The first few times they wrote about public sector workers getting getting an unfair or too big slice of the pie – I was annoyed – I didn’t want it to be true. But their data is good – so – it’s hard to argue against that – the cost of public sector wages, benefits and retirement plans have grown at an astonishing rate.

Note: This doesn’t mean that public sector workers aren’t hard workers. And maybe they deserve all of those things – but the question that The Economist poses is “can we afford it?” And the answer is no, we can’t.

I’ve been having an interesting conversation on Facebook – pretty civil, too. I wondered if thinking that the public sector workers in the Wisconsin hoopla should start negotiating (and if wondering if they were getting too good a deal made me a bad human).

Friends who are teachers wrote to talk about how hard they work (and I agree that they work hard). Folks who are in unions wrote to tell me that we have the 40 hour week and other good things because of strong unions (and I agree with that, too).
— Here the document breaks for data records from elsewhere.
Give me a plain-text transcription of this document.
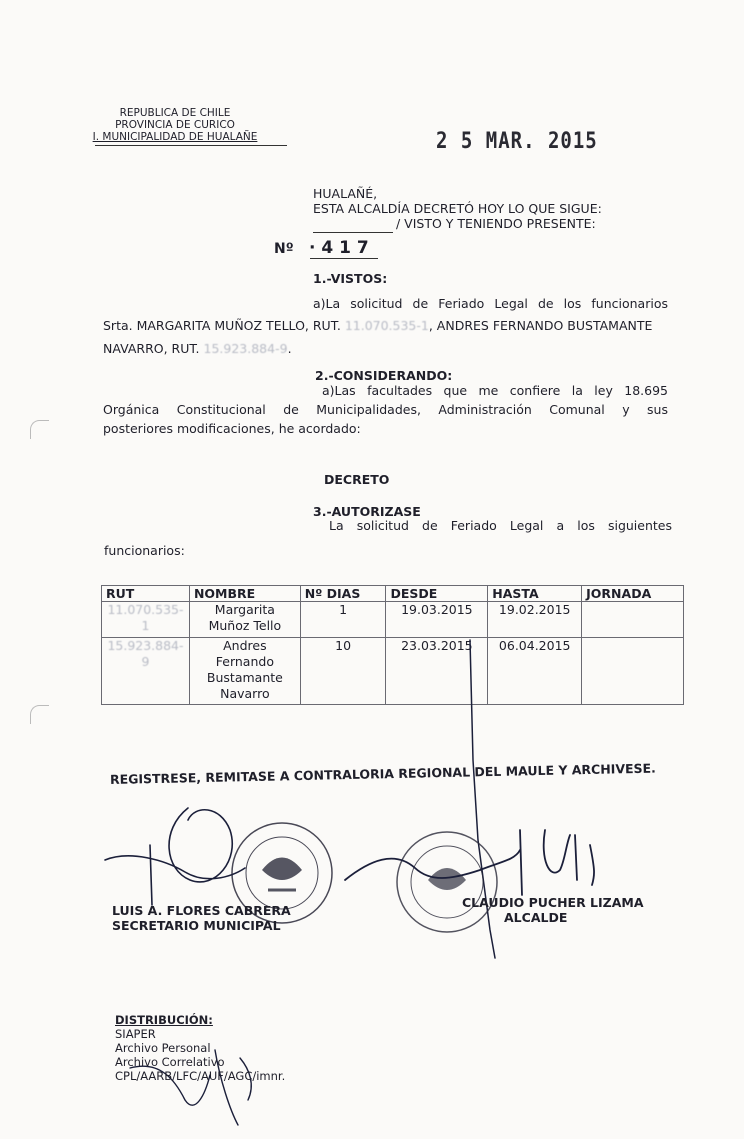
REPUBLICA DE CHILE
PROVINCIA DE CURICO
I. MUNICIPALIDAD DE HUALAÑE	2 5 MAR. 2015
HUALAÑÉ,
ESTA ALCALDÍA DECRETÓ HOY LO QUE SIGUE:
/ VISTO Y TENIENDO PRESENTE:
Nº · 4 1 7
1.-VISTOS:
a)La solicitud de Feriado Legal de los funcionarios
Srta. MARGARITA MUÑOZ TELLO, RUT. 11.070.535-1, ANDRES FERNANDO BUSTAMANTE
NAVARRO, RUT. 15.923.884-9.
2.-CONSIDERANDO:
a)Las facultades que me confiere la ley 18.695
Orgánica Constitucional de Municipalidades, Administración Comunal y sus
posteriores modificaciones, he acordado:
DECRETO
3.-AUTORIZASE
La solicitud de Feriado Legal a los siguientes
funcionarios:
RUT	NOMBRE	Nº DIAS	DESDE	HASTA	JORNADA
11.070.535-1	Margarita Muñoz Tello	1	19.03.2015	19.02.2015	
15.923.884-9	Andres Fernando Bustamante Navarro	10	23.03.2015	06.04.2015	
REGISTRESE, REMITASE A CONTRALORIA REGIONAL DEL MAULE Y ARCHIVESE.
LUIS A. FLORES CABRERA
SECRETARIO MUNICIPAL
CLAUDIO PUCHER LIZAMA
ALCALDE
DISTRIBUCIÓN:
SIAPER
Archivo Personal
Archivo Correlativo
CPL/AARB/LFC/AUF/AGC/imnr.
And other folks wrote about budgets, corporations, taxes and the like. Pretty interesting.

I think (but can’t prove) that there are 4 things that have contributed to the problem – and no one wants to talk about all of them as a piece. Far easier to talk about just one, but not the rest – and I think that leads us to polarization.

1. Huge tax shifts and cuts. I know it seems like we’re paying more in taxes, but we aren’t, at least not to the Federal Government. Tax rates are at an all time low for both individuals and corporations. On top of that – corporations are paying far less than ever. They used to contribute close to 70% of the federal budget, while individuals contributed the rest. That number has been inverted – individuals now supply most of the income to the federal government.

2. Huge wealth transfer. The Economist wrote about this lately – and pretty measured, although I think they also missed the boat. Although they noted that the very wealthiest 1% have far more wealth – they opine that they earned it by being smart and hard working. I agree – but I also know that most of the people they mention had a huge head start. I’m not one of those 1% – but – I went to great public schools, my parents found a way to afford great private high schools and colleges, and I grew up in a place with great roads, transportation, and public services. Those sorts of head starts matter. (I could go on here, too, about executive compensation. There isn’t ANY data to support a correlation between paying a CEO more money and the company performing better. But you can look to those CEO’s when exploring that huge wealth transfer. (Learn more about wealth transfer)

3. Corporations no longer fund pension programs. Oh –there might be a match of 2 or 3 percent. But buy and large –the private sector has shed their pension plans over the last 20 years, because they are expensive. (My gut check says that the funds went to already rich shareholders and those CEO’s – but I don’t have any data to support that. But a look at the gap between the lowest and highest paid worker, over time, tells some of the story. Up until 1960 or so – that gap was generally a factor of 40%. Today, it is well over 500%.

4. We misunderstand Social Security, Medicare, Discretionary and Defense Spending. Social Security (unlike Medicare) is largely solvent. It does need adjusting (up the retirement age a bit and so on) but it is working as intended. Medicare (which I support in theory) is not. It’s an enormous burden on our budget. And defense spending (we spend more in total that the other top 20 spending countries). So when you look at our federal budget – we can only afford 2 or 3 of those large  buckets with the amount of money we have. So – pick your favorite two – we don’t have the cash for the rest.

So – now what? Are teachers, cops, fire fighters, prison guards and City employees overpaid? Getting too much or too little of the pie? Are the top 1% to blame? Military spending? Medicare? Turns out – I think the answer is that ALL of those things are part of the equation. And it would be great if we could all work until we were 55 or so and then retire with a full salary from somewhere. But – doesn’t look like that is possible without adjusting, well – all of these things!